Obywatele nie mogą być pozbawiani wolności na podstawie decyzji ustawodawcy, a sąd karny nie może być sprowadzany do roli notariusza. Tym samym kodeks karny nie może ograniczać swobody orzekania poprzez nakazanie sądowi połączenia kary ograniczenia wolności i pozbawienia wolności oraz wymierzenia w ich miejsce kary łącznej pozbawienia wolności. To sedno wczorajszego wyroku Trybunału Konstytucyjnego.
TK pochylał się nad pytaniami Sądu Rejonowego w Gorzowie Wielkopolskim oraz Sądu Rejonowego w Dąbrowie Górniczej. Oba bowiem powzięły wątpliwości co do zgodności z ustawą zasadniczą art. 87 par. 1 kodeksu karnego. Zgodnie z tym przepisem, gdy dochodzi do skazania za zbiegające się przestępstwa na kary pozbawienia wolności i ograniczenia wolności, sąd wymierza karę łączną pozbawienia wolności, przy czym miesiąc ograniczenia wolności równa się 15 dniom pozbawienia wolności. Obu sądom nie spodobał się wynikający z tej regulacji automatyzm. Zastanawiały się, czy nie prowadzi on do wyłączenia sądowej gwarancji kontroli merytorycznej przesłanek wymierzenia kary izolacyjnej. „W sytuacji, gdy w grę wchodzi decydowanie o tak istotnej konstytucyjnie wartości, jaką jest wolność osobista człowieka, całkowite abstrahowanie od sylwetki kryminologicznej, właściwości, warunków osobistych i postawy skazanego w konkretnej sprawie wydaje się wątpliwe” – czytamy w uzasadnieniu jednego z pytań.

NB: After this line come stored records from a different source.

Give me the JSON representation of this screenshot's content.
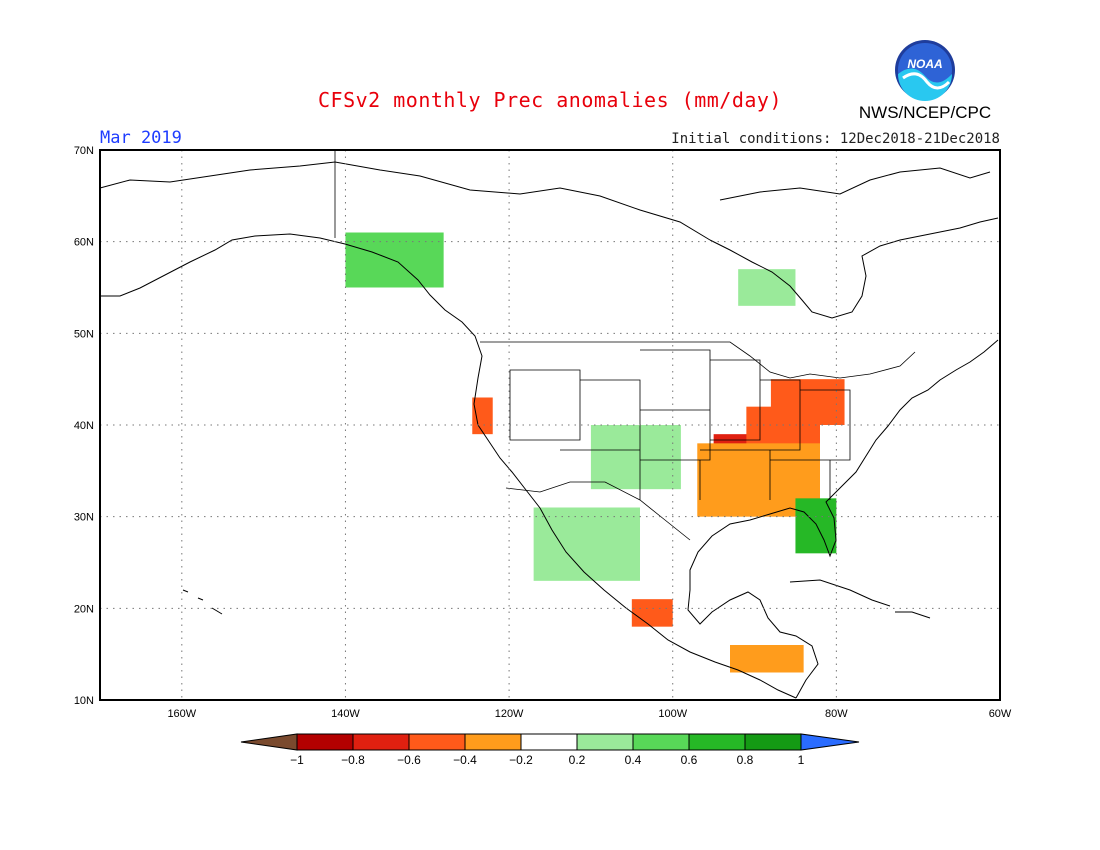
{
  "header": {
    "title": "CFSv2 monthly Prec anomalies (mm/day)",
    "agency": "NWS/NCEP/CPC",
    "month": "Mar 2019",
    "initial_conditions": "Initial conditions: 12Dec2018-21Dec2018",
    "logo_text": "NOAA"
  },
  "map": {
    "lon_range": [
      -170,
      -60
    ],
    "lat_range": [
      10,
      70
    ],
    "lat_labels": [
      "70N",
      "60N",
      "50N",
      "40N",
      "30N",
      "20N",
      "10N"
    ],
    "lon_labels": [
      "160W",
      "140W",
      "120W",
      "100W",
      "80W",
      "60W"
    ],
    "lat_values": [
      70,
      60,
      50,
      40,
      30,
      20,
      10
    ],
    "lon_values": [
      -160,
      -140,
      -120,
      -100,
      -80,
      -60
    ],
    "grid": true
  },
  "colorbar": {
    "labels": [
      "-1",
      "-0.8",
      "-0.6",
      "-0.4",
      "-0.2",
      "0.2",
      "0.4",
      "0.6",
      "0.8",
      "1"
    ],
    "colors": [
      "#7a4a2e",
      "#b30000",
      "#e02010",
      "#ff5a1a",
      "#ff9c1c",
      "#ffffff",
      "#9aea9a",
      "#58d858",
      "#26b826",
      "#149a14",
      "#2a6cff"
    ]
  },
  "anomalies": [
    {
      "name": "southeast-dry-core",
      "lon": [
        -95,
        -85
      ],
      "lat": [
        33,
        39
      ],
      "level": 2
    },
    {
      "name": "ohio-valley-dry",
      "lon": [
        -91,
        -82
      ],
      "lat": [
        34,
        42
      ],
      "level": 3
    },
    {
      "name": "mid-south-dry-edge",
      "lon": [
        -97,
        -82
      ],
      "lat": [
        30,
        38
      ],
      "level": 4
    },
    {
      "name": "great-lakes-dry",
      "lon": [
        -88,
        -79
      ],
      "lat": [
        40,
        45
      ],
      "level": 3
    },
    {
      "name": "california-dry",
      "lon": [
        -124.5,
        -122
      ],
      "lat": [
        39,
        43
      ],
      "level": 3
    },
    {
      "name": "central-america-dry",
      "lon": [
        -93,
        -84
      ],
      "lat": [
        13,
        16
      ],
      "level": 4
    },
    {
      "name": "mexico-dry",
      "lon": [
        -105,
        -100
      ],
      "lat": [
        18,
        21
      ],
      "level": 3
    },
    {
      "name": "florida-wet",
      "lon": [
        -85,
        -80
      ],
      "lat": [
        26,
        32
      ],
      "level": 8
    },
    {
      "name": "alaska-coast-wet",
      "lon": [
        -140,
        -128
      ],
      "lat": [
        55,
        61
      ],
      "level": 7
    },
    {
      "name": "plains-wet",
      "lon": [
        -110,
        -99
      ],
      "lat": [
        33,
        40
      ],
      "level": 6
    },
    {
      "name": "mexico-west-wet",
      "lon": [
        -117,
        -104
      ],
      "lat": [
        23,
        31
      ],
      "level": 6
    },
    {
      "name": "hudson-wet",
      "lon": [
        -92,
        -85
      ],
      "lat": [
        53,
        57
      ],
      "level": 6
    }
  ]
}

Wątpliwości te podzielił wczoraj sąd konstytucyjny i uznał art. 87 par. 1 k.k. za niezgodny z art. 45 ust. 1 oraz art. 175 ust. 1 konstytucji. Pierwszy z nich mówi o prawie do sprawiedliwego procesu, a drugi o tym, że wymiar sprawiedliwości w naszym kraju sprawują sądy.
Uzasadniając wczorajszy wyrok Piotr Pszczółkowski, sędzia sprawozdawca, powołał się na dotychczasowe orzecznictwo trybunału. Wynika z niego, że jednym z najważniejszych środków gwarantujących ochronę wolności osobistej przed nieuzasadnionym jej pozbawieniem jest pełna, realna sądowa kontrola nad przesłankami wymierzania tego typu kary.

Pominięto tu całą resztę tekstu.